Storia
agosto 26, 2026

Bill Gates vuole rimettere gli esseri umani al centro dell’economia dell’IA

Bill Gates è passato da evangelista dell’IA a falco della transizione, esortando i governi a tassare l’automazione e a proteggere alcuni lavori dalle macchine. La sua ricetta punta ad attenuare le ricadute della disruption, ma riapre il vecchio scontro su quanto la regolamentazione serva a tutelare i lavoratori o a bloccare il progresso.

Bill Gates un tempo presentava l’intelligenza artificiale come una forza capace di liberare le persone dalle incombenze ripetitive e di accelerare le scoperte. Ora avverte che la stessa tecnologia potrebbe svuotare il lavoro prima che i governi abbiano costruito una pista d’atterraggio per chi ne verrà estromesso.

Per anni, l’argomentazione pubblica del cofondatore di Microsoft a favore dell’IA ha sottolineato i miglioramenti in sanità, istruzione e ricerca scientifica. La sua nuova posizione più netta segna una svolta rispetto a quell’ottimismo, verso la preoccupazione che i leader stiano lasciando che il cambiamento tecnologico corra più veloce della preparazione sociale. Elon Musk, nel frattempo, ha amplificato l’istinto opposto in un repost: “Mentre il pessimismo suona intelligente, l’ottimismo fa soldi trasformando in realtà tecnologie che cambiano la vita.”

Nel recente saggio di Gates, l’allarme non si limita ai lavoratori d’ufficio. Sostiene che l’IA eserciterà prima pressione su ruoli come l’assistenza ai clienti, l’ingegneria del software e il lavoro dei paralegali, prima che robot sempre più capaci arrivino al lavoro fisico in edilizia e nell’ospitalità. “Molti lavori scompariranno per sempre”, ha avvertito, mettendo anche in guardia sul fatto che l’IA potrebbe dare più potere ai truffatori e indebolire le relazioni reali dei bambini.
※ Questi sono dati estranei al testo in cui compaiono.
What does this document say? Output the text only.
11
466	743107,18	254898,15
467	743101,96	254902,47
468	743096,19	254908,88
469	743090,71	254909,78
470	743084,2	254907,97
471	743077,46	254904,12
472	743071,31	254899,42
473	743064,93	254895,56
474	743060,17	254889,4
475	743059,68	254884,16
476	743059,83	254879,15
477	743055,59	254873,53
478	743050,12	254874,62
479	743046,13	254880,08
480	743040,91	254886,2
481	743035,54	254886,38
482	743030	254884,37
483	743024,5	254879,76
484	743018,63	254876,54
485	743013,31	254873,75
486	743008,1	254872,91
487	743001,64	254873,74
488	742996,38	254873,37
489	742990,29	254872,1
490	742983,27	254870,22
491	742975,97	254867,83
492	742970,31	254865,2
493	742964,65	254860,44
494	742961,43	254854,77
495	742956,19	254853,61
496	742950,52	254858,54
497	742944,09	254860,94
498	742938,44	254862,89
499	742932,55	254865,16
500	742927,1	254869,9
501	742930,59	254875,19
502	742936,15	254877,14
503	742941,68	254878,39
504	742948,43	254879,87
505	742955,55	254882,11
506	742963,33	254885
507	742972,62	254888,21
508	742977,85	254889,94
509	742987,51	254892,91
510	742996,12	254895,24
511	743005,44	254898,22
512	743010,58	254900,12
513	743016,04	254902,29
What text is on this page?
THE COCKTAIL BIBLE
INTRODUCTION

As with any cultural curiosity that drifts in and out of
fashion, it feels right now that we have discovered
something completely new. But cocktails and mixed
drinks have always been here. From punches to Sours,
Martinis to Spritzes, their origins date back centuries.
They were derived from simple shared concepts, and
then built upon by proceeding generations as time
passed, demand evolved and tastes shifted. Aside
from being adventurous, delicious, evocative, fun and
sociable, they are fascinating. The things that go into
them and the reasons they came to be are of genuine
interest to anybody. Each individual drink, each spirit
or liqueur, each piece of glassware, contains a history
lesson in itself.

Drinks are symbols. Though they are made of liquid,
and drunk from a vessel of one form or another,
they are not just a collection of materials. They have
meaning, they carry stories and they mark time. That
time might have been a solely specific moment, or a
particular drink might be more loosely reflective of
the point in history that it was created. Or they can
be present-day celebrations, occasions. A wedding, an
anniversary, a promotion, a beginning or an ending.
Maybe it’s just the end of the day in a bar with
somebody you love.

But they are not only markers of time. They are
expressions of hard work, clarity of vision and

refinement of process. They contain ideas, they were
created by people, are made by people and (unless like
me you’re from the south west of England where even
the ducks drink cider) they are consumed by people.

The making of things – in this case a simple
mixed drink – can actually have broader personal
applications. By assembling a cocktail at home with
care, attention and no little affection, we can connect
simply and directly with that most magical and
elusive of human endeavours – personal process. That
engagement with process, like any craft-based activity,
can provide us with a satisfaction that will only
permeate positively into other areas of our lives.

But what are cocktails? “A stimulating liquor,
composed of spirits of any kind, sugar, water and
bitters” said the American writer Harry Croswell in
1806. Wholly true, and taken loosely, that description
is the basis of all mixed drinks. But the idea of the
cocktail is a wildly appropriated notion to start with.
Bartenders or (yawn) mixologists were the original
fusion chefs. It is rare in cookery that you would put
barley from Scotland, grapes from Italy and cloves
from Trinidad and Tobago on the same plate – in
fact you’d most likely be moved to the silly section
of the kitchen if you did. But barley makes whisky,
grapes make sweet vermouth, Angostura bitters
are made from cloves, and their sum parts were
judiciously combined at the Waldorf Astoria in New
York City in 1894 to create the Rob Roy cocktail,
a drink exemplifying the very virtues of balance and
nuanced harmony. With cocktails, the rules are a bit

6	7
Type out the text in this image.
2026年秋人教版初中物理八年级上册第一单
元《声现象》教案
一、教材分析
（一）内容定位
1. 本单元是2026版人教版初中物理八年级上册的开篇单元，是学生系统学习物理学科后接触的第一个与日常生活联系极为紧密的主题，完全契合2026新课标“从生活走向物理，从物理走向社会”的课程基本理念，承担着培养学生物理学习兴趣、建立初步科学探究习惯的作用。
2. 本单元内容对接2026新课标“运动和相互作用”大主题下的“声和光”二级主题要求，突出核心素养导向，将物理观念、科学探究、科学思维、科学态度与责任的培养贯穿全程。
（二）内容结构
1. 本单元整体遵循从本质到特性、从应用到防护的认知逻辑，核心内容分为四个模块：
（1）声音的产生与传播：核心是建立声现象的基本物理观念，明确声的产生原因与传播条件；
La sua risposta è insolitamente interventista. Gates ha proposto il lavoro “Riserbato agli esseri umani”: mansioni o attività che la società decide consapevolmente di mantenere in mano umana, in modo permanente o per un periodo sufficientemente lungo da offrire ai lavoratori una transizione realistica. L’assistenza all’infanzia e il servizio in giuria sono tra gli esempi, mentre la sanità e l’istruzione potrebbero conservare un’autorità umana accanto agli strumenti di IA. “Una [versione] è che per sempre questo lavoro è svolto dagli esseri umani”, ha detto Gates a proposito del modello; un’altra offrirebbe una protezione temporanea ai lavoratori che non possono verosimilmente ricominciare da capo in tarda età lavorativa.

Vuole anche che i governi tassino i token di IA e i robot, sostenendo che le imposte sui salari penalizzano i datori di lavoro che assumono persone, mentre le macchine possono essere portate in detrazione. Il gettito, dice Gates, potrebbe rallentare la corsa all’automazione e finanziare la riqualificazione e un sistema di protezione sociale più robusto. I critici della sua precedente proposta di tassa sui robot, tra cui l’ex segretario al Tesoro Larry Summers, hanno ribattuto che rischiava di trasformarsi in “protezionismo contro il progresso”; Gates risponde che preservare il lavoro può giustificare “un po’ di inefficienza”.

La domanda irrisolta è chi avrà il potere di decidere quali lavori resteranno umani — e se i paesi possano proteggere i lavoratori senza cedere terreno a concorrenti che si muovono più in fretta.